# 401k options for soon-to-renounce US citizen



## guacamarlo (2 d ago)

Hi there

I'm hoping someone with experience and/or factual knowledge can offer some advice.

I am a dual US/UK citizen (US by birth; UK by naturalization). I am renouncing US citizenship in early Feb. I don't expect to be a covered expatriate.

I have a relatively modest amount ($35k) in a 401k that I stopped contributing to when I left the US 20+ years ago. I am 10+ years away from retirement age.

I'd like to cash out the 401k account, accepting that there will be a hefty US tax penalty. My rationale is that I'll offset that penalty with a lump sum payment to my mortgage (thereby saving on overall mortgage interest).

What's not clear to me is if/how the UK will tax that 401k withdrawal; either before or after I renounce. I'm assuming it would be more beneficial to cash out while I'm a dual citizen, to take advantage of the US-UK tax treaty; but despite several hours of online research, I'm none the wiser about a sensible approach.

Can anyone offer any words of wisdom (ideally backed up by facts)?

Many thanks in advance.


----------



## JustLurking (Mar 25, 2015)

guacamarlo said:


> I'd like to cash out the 401k account, accepting that there will be a hefty US tax penalty. My rationale is that I'll offset that penalty with a lump sum payment to my mortgage (thereby saving on overall mortgage interest).


By "penalty", I assume you mean the 10% US early withdrawal penalty. If yes, there _may_ be a way to bypass that. See below.



guacamarlo said:


> What's not clear to me is if/how the UK will tax that 401k withdrawal; either before or after I renounce. I'm assuming it would be more beneficial to cash out while I'm a dual citizen, to take advantage of the US-UK tax treaty; but despite several hours of online research, I'm none the wiser about a sensible approach.


Here is where some quality time with the US/UK tax treaty, including its Technical Explanation, might prove useful.

Firstly, it's unclear why you think you need be be a dual citizen to use the treaty; can you explain your thinking on that point? There is nothing in the treaty that requires you to be a US citizen. In fact, for US citizens specifically, the US's trademark 'saving clause', Article 1 paragraph 4, effectively eviscerates most of the treaty. So in a very real sense, the treaty is _far_ more useful to UK residents who are _non-US citizens_ than to US citizens.
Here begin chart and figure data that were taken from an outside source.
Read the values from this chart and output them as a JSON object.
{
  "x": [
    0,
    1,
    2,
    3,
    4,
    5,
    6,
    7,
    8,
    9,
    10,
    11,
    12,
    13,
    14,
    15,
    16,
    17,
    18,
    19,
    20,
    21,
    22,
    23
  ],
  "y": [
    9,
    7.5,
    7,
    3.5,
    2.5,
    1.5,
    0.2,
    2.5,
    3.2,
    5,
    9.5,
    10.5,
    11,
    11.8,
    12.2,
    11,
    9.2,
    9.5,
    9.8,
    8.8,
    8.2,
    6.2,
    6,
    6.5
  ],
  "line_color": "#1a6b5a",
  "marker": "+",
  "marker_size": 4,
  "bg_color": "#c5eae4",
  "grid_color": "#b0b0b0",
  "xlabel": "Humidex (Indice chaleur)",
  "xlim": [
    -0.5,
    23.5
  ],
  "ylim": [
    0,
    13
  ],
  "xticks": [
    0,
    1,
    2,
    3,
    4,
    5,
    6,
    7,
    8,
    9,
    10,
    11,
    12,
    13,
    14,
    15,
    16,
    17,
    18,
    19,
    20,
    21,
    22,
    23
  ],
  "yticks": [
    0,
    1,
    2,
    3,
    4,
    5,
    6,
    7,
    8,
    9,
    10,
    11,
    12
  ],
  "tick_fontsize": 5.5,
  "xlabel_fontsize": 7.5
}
Now, how might this help? Take a look at Article 17 paragraph 1(a). This restricts tax on pension withdrawals to country of residence. The US 'saving clause' negates this for US citizens, but not for a non-US citizen (including ex-US citizens). So once free of US citizenship, only the UK can tax a 401k withdrawal.
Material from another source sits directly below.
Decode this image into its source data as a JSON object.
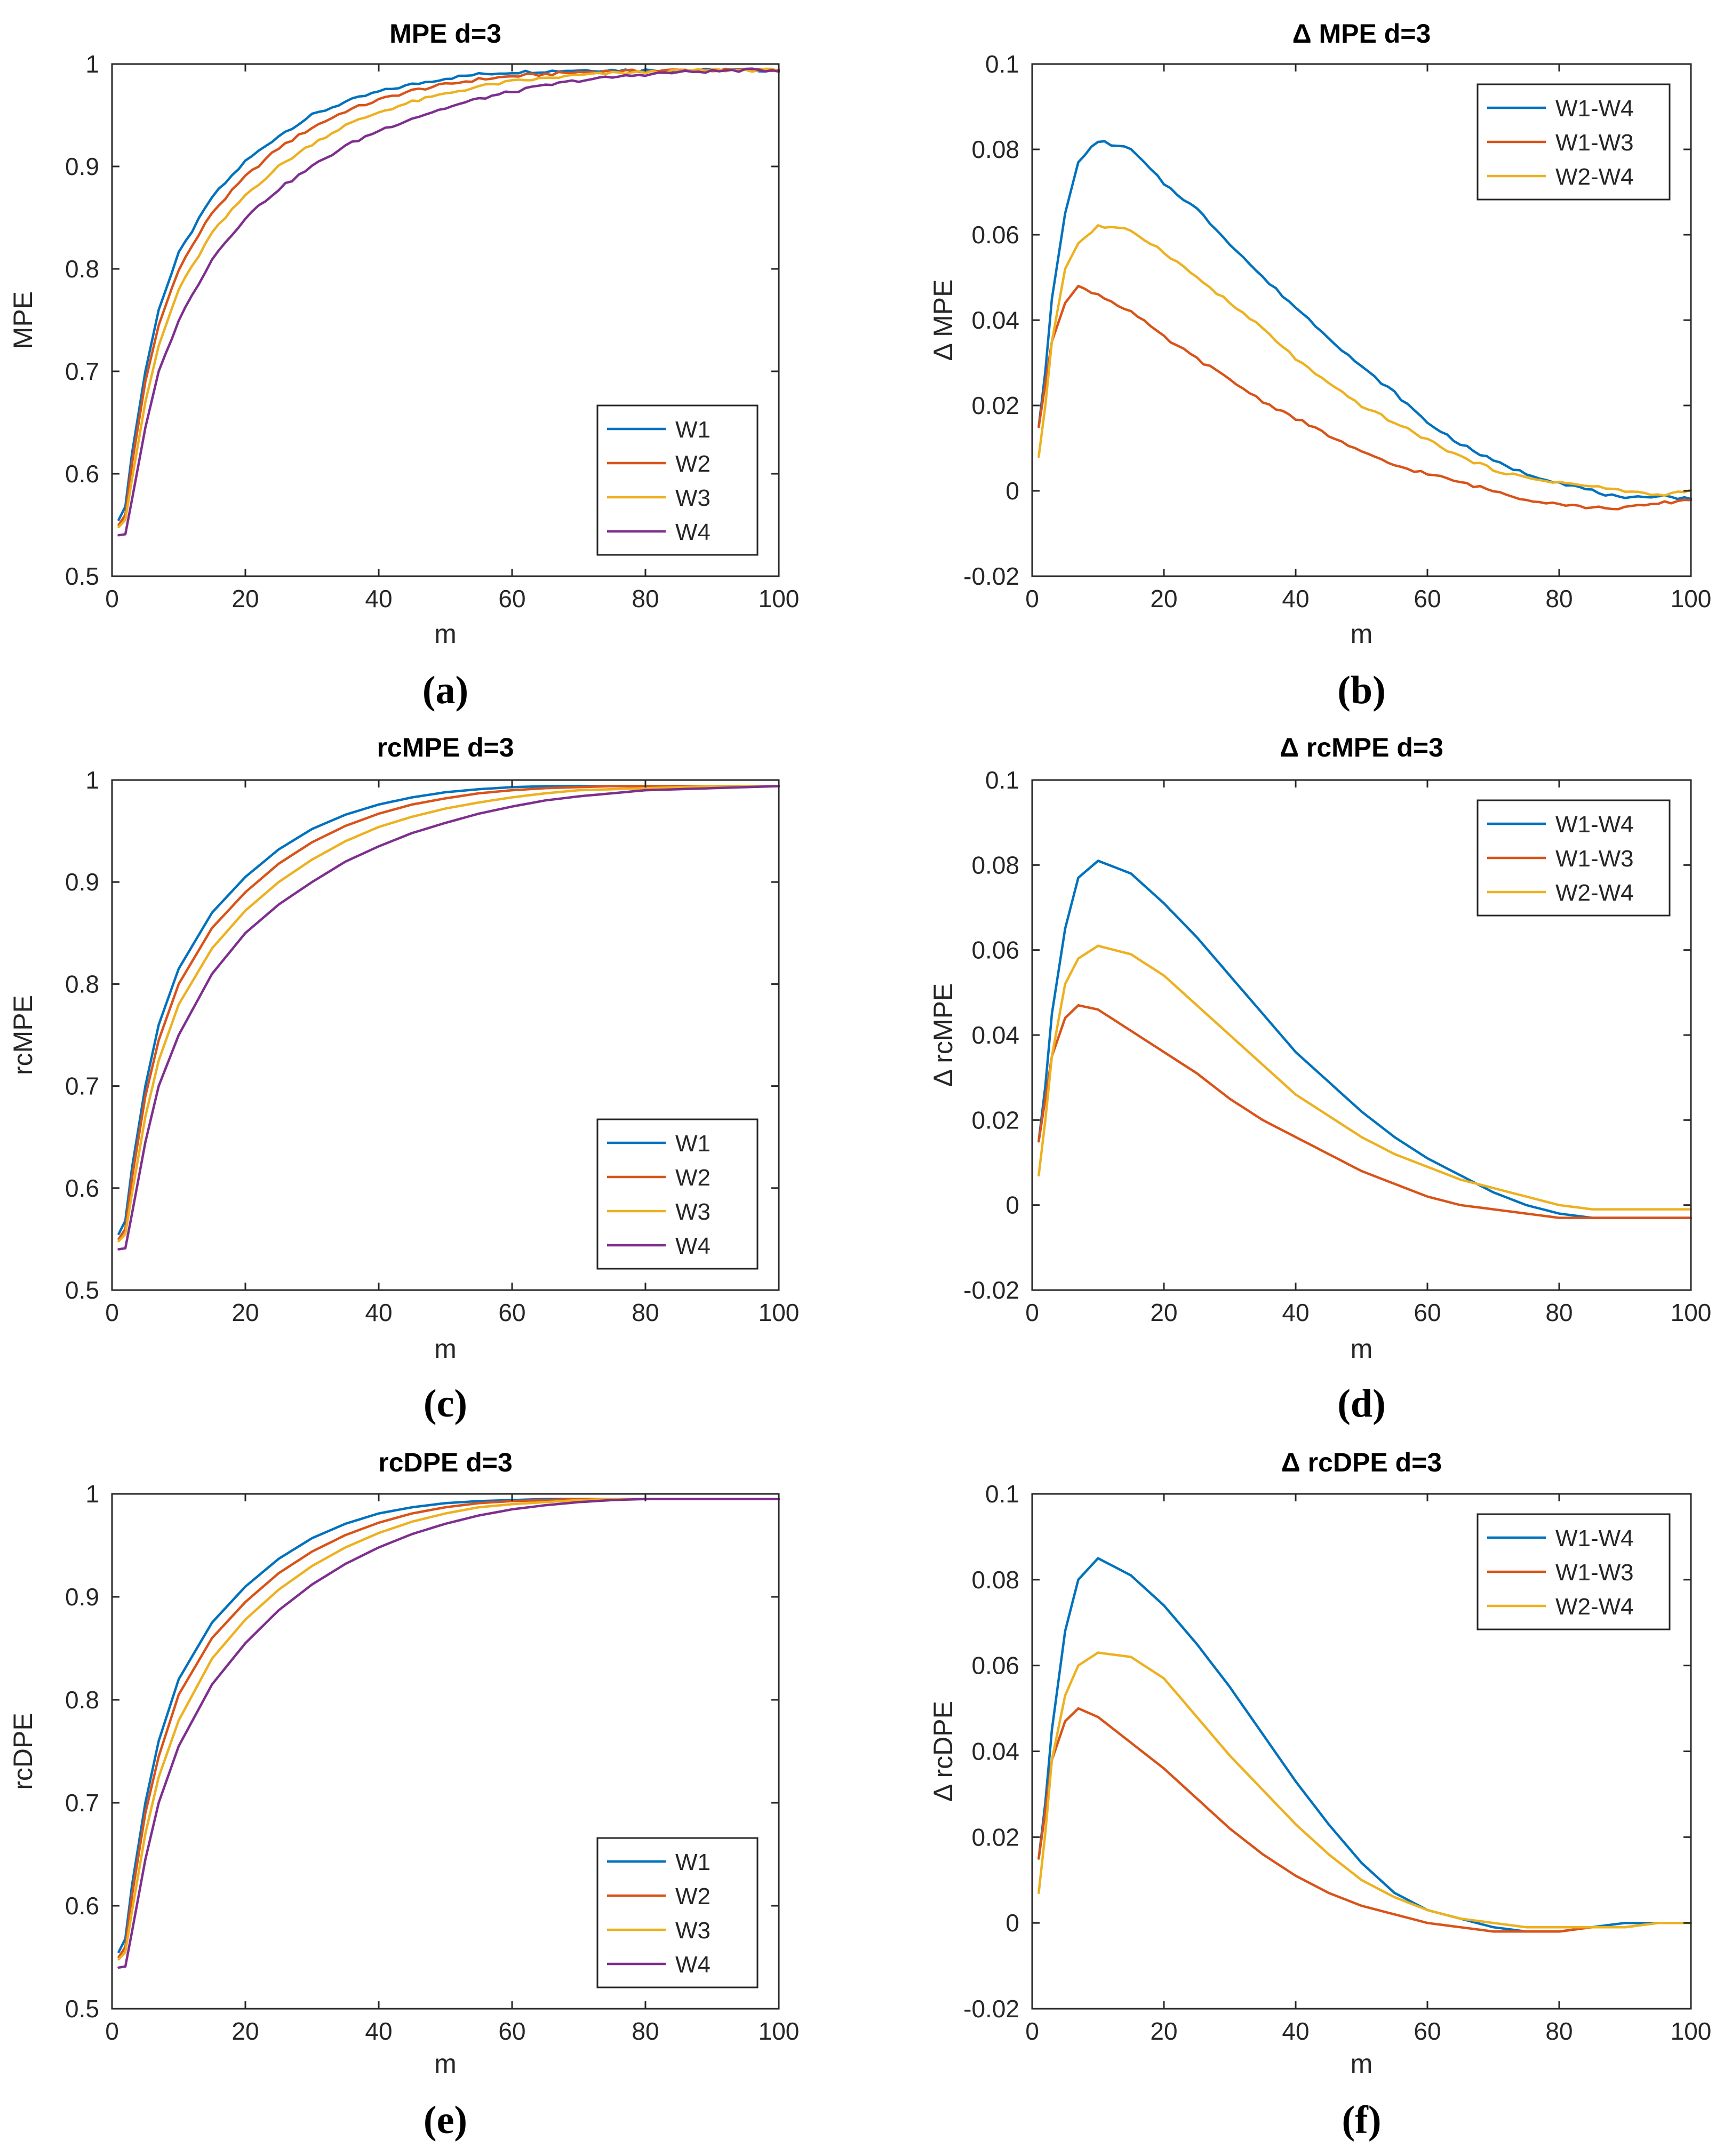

Does this mean you escape the 10% US early withdrawal penalty? Here, we run into one of several gray areas that revolve around treaty interpretation. There are however several respectable sources that have concluded that yes, it does. The withdrawal penalty is strictly a tax under US law, and so the treaty prevents its application.

Bingo. No US tax penalty. Although, depending on your UK tax bracket, this may feel like a hollow victory. The UK will tax withdrawals as ordinary income.

With all that said, beware treaty Article 17 paragraph 2. This reverses everything for 'lump sums'. Of course, we now have to decide what is a 'lump sum'. Another treaty gray area, unfortunately. The treaty doesn't define it, and the different countries use the term in differing ways. A full one-shot withdrawal is _probably_ a lump sum, but opinions have been known to vary. 



guacamarlo said:


> Can anyone offer any words of wisdom (ideally backed up by facts)?


Probably fewer facts above than you were looking for. Unfortunately, US tax treaties are often leaky, and sometimes poorly drafted, and neither the IRS nor HMRC are definitive on the gray areas in this one. So all we can go on is the interpretations of assorted experts, some professional, some not, most well-meaning, but certainly not all correct (because they differ!).


----------



## guacamarlo (2 d ago)

Firstly, thanks very much the comments



JustLurking said:


> By "penalty", I assume you mean the 10% US early withdrawal penalty.


Yes, I meant the early withdrawal penalty, in addition to the funds being taxed as income by the US (which I believe would take the total tax up to 30%). Presumably this would only apply if I withdraw while a US citizen?



JustLurking said:


> Firstly, it's unclear why you think you need be be a dual citizen to use the treaty; can you explain your thinking on that point?


I actually can't explain my thinking.  It has been a naive, unfounded assumption that I never thought to confirm or correct. Duly corrected now, thank you!



JustLurking said:


> This restricts tax on pension withdrawals to country of residence.


Another assumption I've had is that there would be different rules for early withdrawal than for standard post-retirement withdrawal (again, I can't explain my thinking).



JustLurking said:


> The UK will tax withdrawals as ordinary income.


This answers my most fundamental question. So it sounds like the funds would be added to my total income and taxed as such by the UK, and (if I withdraw after renouncing) may or may not be taxed the 10% penalty by the US.



JustLurking said:


> Probably fewer facts above than you were looking for.


On the contrary, very helpful for the basics and pointing me to the treaty technical explanation - thanks again!


----------